IBM has been mum about what plans it has to support OpenHPC or not – and with its own cluster scheduling and MPI stack (based on software it acquired through Platform Computing several years ago), we suspect that it will instead build a PowerHPC stack akin to the PowerAI machine learning stack that it just announced at SC16. But, then again, IBM could endorse OpenHPC and plug in the platform tools and its GPFS file system and certify the whole thing to run on Power.

The ARM community is hoping to make inroads into the HPC community, and having support for Linux that was on par with that of X86 iron was the second step toward that goal. (Having 64-bit ARM server chips that could at least compete a little with Xeons was the first step.)

ARM Holdings, the company that licenses the ARM chip intellectual property, was one of the original members of the OpenHPC community and it is, practically speaking, the main organization that makes OpenHPC truly open. At the SC15 supercomputing conference, ARM announced that it was tuning up the compilers for 64-bit ARMv8 chips to do HPC math, and at ISC16 earlier this summer ARM outlined its work with Fujitsu to bring Scalable Vector Extensions to the ARM architecture in future supercomputing chips.
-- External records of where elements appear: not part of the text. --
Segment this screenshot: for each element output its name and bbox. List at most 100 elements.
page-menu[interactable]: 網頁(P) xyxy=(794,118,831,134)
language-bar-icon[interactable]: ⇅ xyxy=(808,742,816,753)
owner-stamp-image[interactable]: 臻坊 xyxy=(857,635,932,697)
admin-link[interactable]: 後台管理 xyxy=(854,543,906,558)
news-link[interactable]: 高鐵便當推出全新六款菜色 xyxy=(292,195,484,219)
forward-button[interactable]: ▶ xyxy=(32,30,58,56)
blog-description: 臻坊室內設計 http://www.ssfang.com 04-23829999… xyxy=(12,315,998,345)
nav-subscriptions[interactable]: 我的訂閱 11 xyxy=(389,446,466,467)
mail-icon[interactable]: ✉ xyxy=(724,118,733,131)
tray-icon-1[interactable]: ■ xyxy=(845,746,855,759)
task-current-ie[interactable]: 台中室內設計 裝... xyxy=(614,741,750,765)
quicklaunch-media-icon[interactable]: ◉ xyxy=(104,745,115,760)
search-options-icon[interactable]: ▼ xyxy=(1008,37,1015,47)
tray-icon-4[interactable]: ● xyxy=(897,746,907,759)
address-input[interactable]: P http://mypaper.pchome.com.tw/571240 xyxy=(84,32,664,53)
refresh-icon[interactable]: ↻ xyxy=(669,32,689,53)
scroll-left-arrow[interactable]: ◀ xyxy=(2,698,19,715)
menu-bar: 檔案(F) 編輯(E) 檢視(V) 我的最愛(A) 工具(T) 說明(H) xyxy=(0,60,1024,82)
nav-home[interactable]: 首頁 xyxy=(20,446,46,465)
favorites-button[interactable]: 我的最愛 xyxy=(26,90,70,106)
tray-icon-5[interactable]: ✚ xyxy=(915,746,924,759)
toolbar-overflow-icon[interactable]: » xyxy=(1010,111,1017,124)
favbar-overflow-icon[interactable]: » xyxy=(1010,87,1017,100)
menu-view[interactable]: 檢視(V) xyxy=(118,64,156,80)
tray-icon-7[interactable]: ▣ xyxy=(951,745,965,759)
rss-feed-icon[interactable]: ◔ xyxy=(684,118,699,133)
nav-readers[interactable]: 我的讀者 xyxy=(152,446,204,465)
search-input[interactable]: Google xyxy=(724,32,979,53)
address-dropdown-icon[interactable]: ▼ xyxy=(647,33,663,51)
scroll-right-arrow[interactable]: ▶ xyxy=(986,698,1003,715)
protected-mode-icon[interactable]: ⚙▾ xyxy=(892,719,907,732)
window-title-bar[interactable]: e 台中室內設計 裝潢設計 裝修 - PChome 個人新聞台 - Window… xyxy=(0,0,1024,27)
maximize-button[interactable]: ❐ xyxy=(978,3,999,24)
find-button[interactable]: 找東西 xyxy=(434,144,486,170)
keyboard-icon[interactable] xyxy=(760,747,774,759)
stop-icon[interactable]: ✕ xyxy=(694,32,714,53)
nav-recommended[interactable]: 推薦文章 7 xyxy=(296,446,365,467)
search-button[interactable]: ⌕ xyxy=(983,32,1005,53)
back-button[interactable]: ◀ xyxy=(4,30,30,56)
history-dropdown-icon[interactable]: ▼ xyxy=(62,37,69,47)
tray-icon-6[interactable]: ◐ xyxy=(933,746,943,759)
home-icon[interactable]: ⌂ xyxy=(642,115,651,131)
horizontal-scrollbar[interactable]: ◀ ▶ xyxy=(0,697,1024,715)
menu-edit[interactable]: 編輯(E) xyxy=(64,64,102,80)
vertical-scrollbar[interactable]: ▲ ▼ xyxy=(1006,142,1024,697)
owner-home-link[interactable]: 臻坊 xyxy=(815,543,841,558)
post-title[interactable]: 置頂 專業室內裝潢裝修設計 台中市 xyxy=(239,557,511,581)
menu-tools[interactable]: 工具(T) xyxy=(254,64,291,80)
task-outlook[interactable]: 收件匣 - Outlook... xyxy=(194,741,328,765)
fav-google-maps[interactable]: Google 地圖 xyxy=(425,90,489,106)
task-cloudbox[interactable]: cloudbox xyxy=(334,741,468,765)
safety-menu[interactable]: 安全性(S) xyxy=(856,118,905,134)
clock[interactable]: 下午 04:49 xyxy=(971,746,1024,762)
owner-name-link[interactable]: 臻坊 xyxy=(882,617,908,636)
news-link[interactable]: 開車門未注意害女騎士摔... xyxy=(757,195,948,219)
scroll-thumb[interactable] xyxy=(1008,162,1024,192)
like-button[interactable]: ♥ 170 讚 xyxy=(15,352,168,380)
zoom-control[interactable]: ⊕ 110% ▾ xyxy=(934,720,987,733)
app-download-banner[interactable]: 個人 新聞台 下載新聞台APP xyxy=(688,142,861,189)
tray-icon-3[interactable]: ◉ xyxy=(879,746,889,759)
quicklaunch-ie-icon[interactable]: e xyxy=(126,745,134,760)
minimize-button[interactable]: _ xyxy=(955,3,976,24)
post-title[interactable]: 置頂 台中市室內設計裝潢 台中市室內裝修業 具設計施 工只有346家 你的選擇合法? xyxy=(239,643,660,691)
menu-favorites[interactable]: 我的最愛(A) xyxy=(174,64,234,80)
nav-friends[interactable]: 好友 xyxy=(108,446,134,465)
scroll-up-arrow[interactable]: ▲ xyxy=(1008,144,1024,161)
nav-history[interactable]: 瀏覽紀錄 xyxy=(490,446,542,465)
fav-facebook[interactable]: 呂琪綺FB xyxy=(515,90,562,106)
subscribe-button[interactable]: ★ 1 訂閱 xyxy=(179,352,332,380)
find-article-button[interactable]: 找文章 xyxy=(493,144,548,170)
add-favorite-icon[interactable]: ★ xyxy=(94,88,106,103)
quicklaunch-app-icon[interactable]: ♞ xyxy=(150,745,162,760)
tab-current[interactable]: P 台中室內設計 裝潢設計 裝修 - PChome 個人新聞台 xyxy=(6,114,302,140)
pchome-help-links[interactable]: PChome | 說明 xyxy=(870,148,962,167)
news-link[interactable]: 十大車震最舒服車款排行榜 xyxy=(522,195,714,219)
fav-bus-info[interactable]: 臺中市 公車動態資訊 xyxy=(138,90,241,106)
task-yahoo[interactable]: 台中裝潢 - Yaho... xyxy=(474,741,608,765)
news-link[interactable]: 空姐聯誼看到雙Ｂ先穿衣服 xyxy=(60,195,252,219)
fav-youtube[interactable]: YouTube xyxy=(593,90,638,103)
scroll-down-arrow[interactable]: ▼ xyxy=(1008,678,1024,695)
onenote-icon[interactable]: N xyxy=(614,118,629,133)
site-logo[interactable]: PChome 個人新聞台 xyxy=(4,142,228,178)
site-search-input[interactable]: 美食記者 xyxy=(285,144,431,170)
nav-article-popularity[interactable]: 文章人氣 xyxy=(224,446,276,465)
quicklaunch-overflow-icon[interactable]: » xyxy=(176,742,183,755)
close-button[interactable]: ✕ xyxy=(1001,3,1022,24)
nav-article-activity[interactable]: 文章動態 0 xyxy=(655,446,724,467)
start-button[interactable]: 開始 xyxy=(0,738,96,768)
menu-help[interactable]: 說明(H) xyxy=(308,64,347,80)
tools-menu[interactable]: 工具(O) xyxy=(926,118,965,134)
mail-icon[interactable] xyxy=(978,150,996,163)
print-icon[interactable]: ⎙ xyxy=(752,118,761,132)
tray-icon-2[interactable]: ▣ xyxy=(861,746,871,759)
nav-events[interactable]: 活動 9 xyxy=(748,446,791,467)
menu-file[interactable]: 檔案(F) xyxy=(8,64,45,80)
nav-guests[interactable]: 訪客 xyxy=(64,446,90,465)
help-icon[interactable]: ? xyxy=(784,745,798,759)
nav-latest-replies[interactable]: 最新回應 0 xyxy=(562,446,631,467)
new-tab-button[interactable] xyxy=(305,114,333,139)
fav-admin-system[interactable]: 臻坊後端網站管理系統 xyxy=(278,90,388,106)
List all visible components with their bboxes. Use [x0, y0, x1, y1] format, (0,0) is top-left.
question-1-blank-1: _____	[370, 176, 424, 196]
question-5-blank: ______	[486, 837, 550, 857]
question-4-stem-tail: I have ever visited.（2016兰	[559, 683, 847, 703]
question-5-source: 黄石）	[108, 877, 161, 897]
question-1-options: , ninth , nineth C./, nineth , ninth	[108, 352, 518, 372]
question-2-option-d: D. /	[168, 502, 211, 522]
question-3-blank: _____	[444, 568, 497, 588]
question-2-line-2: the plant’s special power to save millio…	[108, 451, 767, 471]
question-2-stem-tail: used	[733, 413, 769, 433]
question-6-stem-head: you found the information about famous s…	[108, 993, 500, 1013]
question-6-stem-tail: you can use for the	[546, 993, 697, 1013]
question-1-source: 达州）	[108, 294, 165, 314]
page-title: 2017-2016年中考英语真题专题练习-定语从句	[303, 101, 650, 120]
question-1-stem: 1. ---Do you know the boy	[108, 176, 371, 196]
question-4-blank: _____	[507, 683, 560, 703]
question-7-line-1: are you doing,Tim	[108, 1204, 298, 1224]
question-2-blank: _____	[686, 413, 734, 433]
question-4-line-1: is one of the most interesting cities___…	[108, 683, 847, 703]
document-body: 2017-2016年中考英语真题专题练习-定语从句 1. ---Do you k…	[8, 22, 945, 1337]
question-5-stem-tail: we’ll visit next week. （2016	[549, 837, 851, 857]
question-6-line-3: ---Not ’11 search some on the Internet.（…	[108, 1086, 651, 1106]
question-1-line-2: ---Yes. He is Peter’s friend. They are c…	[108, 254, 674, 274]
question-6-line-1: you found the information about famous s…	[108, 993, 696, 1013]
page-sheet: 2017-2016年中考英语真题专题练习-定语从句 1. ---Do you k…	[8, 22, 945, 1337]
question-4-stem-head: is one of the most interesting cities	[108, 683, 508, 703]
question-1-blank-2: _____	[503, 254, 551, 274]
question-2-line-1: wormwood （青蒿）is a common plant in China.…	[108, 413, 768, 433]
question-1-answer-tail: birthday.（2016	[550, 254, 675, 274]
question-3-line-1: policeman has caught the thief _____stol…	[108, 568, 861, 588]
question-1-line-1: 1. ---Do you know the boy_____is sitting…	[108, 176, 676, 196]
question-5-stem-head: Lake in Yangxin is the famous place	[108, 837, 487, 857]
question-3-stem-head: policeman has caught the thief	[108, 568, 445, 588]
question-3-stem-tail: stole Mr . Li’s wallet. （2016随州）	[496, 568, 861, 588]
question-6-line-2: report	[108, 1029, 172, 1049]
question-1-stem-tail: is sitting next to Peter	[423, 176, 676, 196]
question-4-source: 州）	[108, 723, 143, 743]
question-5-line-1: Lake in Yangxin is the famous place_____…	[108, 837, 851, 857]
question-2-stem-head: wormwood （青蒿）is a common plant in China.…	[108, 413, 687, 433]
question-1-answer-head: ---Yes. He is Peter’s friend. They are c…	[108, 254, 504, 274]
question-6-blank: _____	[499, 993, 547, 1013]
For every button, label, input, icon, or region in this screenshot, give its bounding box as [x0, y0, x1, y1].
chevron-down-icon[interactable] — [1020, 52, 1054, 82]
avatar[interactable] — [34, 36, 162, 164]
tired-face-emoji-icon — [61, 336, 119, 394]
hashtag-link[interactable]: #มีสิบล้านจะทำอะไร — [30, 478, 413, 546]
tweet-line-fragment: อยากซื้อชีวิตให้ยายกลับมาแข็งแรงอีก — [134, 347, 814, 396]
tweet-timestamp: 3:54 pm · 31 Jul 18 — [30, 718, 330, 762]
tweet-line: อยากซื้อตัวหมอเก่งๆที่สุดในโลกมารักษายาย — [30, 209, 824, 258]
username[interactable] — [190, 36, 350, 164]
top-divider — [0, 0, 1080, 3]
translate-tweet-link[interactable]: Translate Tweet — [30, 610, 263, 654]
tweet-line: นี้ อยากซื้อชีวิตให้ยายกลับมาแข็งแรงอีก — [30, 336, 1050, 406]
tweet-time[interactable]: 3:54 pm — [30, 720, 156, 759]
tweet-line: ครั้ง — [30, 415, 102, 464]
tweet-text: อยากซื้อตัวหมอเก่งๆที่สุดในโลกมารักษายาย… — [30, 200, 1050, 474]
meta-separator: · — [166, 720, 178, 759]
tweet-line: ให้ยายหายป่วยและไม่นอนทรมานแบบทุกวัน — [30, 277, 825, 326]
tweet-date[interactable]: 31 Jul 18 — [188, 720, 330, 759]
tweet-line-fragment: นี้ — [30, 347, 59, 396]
Darren Cepulis, datacenter architect and server business development manager at ARM Holdings, tells The Next Platform that programmers at the chip designer are working to get OpenHPC running on various ARM processors, namely the ThunderX line from Cavium and the X-Gene line from Applied Micro. The Texas Advanced Computing Center is working with ARM to get OpenHPC working on these ARM chips, and they have taken the latest-greatest OpenHPC 1.2 that was just announced at SC16 and getting it working with the continuous integration build systems that the OpenHPC community uses that are hosted at TACC.

But don’t expect for ARM Holdings to be a software distributor. (Although you could make a strong argument that it should have OpenHPC and Lustre distros of its own, just as Intel does, if it wants to compete in HPC.)

“This is our first step,” cautions Cepulis. “Open source is not a polished commercial product, and it is not something that can be deployed straight to the end user. You are going to have to go through an OEM, an integrator, or a distro at some level. So for ARM, we are looking at this as a first step. We are collaborating with Red Hat and SUSE Linux, and they may take it and bring it into their own HPC packages within their distributions. And we do partner heavily with Cray and Lenovo and the major OEMs as we try to support various HPC platforms down the road in 2017.”

Dell and Hewlett Packard Enterprise could do ARM support for OpenHPC, and with Fujitsu building the Post-K supercomputer for the Japanese government based on ARM and being an HPC Orchestrator distributor already, it seems likely that Fujitsu will be an early and enthusiastic supporter of OpenHPC on ARM – mainly because it makes the job of creating a software stack on that Post-K machine all that much easier. Cepulis tells The Next Platform that he does not think that either Cavium or Applied Micro will provide OpenHPC support, and this stands to reason. They need to stay focused on chip design and manufacturing.

There is not a lot of work left to do for OpenHPC to run on ARM. Cepulis says that 98 percent of the packages for OpenHPC compile down to run on ARM with the 1.2 release that just came out. But to have a true HPC platform running exclusively on ARM means getting Lustre and/or GPFS working on ARM chips, too. Cepulis says that the Lustre client has worked on ARM for several years, but as for the server side of the parallel file system, the ARM collective is “still trying to figure that out.” An open source file system seems to be in order, and it could turn out that the BeeGFS parallel file system will be anointed as the preferred file system for the commercialized OpenHPC distro for ARM – when, not if, someone steps up to create one. SUSE has already said it will support OpenHPC on ARM, so it would not be a stretch to add BeeGFS and provide some differentiation with Red Hat and try to preserve some of the substantial footprint that SUSE Linux has in the traditional HPC arena.